Many factors will affect your choice of menu. What type of gathering are you intending to have? How long will it go for? What time of day? What time of year? How many people will be attending? What are their tastes in food? What are their ages and interests? Are there many vegetarians, or seafood-haters?

With finger food it is best kept simple. Don’t try to attempt too much. A few platters of well-chosen ideas will create more impact. If your guests are staying for the whole evening you might want to consider one or two sweet dishes to be brought out later on. The time of day and year will influence you in your choice of hot and cold dishes­ – in summer there is little need to serve hot dishes.

Obviously your choice of guests will have a major bearing of your choice of menu. You will need to make your own decisions here. However, a good rule of thumb with a mixed group is to serve couple of conversation ‘all rounder’ items such as quiches or tartlets, something more substantial and usually bread based (especially if alcohol is being served) and perhaps one or two more innovative ideas.

How Much to Serve

One of the biggest quandaries people have when preparing finger food is how much to make.
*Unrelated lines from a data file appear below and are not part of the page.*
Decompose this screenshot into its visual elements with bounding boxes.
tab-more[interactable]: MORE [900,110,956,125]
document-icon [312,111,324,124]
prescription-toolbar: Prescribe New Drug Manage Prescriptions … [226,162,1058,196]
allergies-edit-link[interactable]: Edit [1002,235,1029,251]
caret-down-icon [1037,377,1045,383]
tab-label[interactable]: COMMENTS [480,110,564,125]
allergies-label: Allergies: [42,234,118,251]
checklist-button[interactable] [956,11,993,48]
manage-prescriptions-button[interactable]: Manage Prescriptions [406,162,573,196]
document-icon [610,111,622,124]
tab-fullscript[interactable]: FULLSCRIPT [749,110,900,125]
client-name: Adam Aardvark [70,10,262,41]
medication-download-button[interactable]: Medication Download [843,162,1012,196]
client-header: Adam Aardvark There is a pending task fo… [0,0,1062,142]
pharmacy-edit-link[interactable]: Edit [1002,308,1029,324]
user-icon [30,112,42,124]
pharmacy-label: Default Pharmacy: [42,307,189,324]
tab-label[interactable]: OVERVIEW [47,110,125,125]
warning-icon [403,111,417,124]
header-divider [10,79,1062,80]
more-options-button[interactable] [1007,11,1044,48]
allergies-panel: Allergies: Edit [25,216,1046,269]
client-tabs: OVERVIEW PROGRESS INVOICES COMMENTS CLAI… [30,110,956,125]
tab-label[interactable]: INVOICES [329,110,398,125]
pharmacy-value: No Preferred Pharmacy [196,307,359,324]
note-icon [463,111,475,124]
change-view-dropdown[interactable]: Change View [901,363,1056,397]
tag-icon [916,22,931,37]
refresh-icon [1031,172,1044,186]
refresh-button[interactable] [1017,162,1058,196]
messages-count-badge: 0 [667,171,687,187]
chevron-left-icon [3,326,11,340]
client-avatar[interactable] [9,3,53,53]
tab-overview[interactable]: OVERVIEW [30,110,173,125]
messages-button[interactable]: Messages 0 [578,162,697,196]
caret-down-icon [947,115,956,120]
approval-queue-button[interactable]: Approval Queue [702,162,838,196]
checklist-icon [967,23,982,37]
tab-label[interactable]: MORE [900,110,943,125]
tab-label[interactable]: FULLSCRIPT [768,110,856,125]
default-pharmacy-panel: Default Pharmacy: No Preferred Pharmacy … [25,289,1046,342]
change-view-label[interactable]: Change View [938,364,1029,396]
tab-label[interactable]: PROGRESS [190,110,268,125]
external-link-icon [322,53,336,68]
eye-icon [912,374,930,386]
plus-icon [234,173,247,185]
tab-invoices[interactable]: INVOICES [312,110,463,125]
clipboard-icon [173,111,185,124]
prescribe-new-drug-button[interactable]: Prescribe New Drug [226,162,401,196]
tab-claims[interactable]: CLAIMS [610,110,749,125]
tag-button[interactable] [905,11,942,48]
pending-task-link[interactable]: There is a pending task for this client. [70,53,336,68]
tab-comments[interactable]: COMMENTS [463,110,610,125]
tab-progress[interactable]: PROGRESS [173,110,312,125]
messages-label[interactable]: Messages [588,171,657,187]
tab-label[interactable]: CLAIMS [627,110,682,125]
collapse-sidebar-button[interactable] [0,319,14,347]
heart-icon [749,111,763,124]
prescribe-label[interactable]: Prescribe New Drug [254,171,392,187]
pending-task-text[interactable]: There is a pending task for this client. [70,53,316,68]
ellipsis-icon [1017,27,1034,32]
How do you know how many of those little pieces everyone will eat?

You will find that most of our recipe serving quantities are given as ‘makes 40’ for single items such as tart or pikelets, or ‘make about 20 pieces’ to give you an idea of how generously something like a frittata or pizza should be cut. However, some recipes (antipasto dishes) are impossible to calculate in pieces.

A rough idea for quantities for pre-dinner nibbles is to serve about 3-5 pieces per person, and for a short (say two or three hour) cocktail party you should allow 4-6 pieces of food per hour for each person, for as long as the party or occasion when finger food is being served in place of a sit-down meal (such as a wedding or birthday party), allow 8-12 pieces per person. As far as variety goes, as we stated earlier, it’s best to keep it simple and concentrate on a few fabulous dishes than have vast quantity of mediocre ones. We advise for 10-20 people, preparing about 6 different dishes and, for any number higher than that, about eight dishes.

For a whole evening occasion, you would move through light canapés, to more substantial bites (this is when you would serve any hot dishes) and finish with sweet nibbles.

Obviously it’s better to make too much food than have people leave feeling hungry.

A Nibble or a Party?

Finger food is ideal for many occasions. You might invite a small group of friends round for hors d’oeuvres or canapés with drinks. Alternatively, you might be hosting a wild party for 30+ people, a wedding or brunch at your home or function room. Finger food has its place at all these events.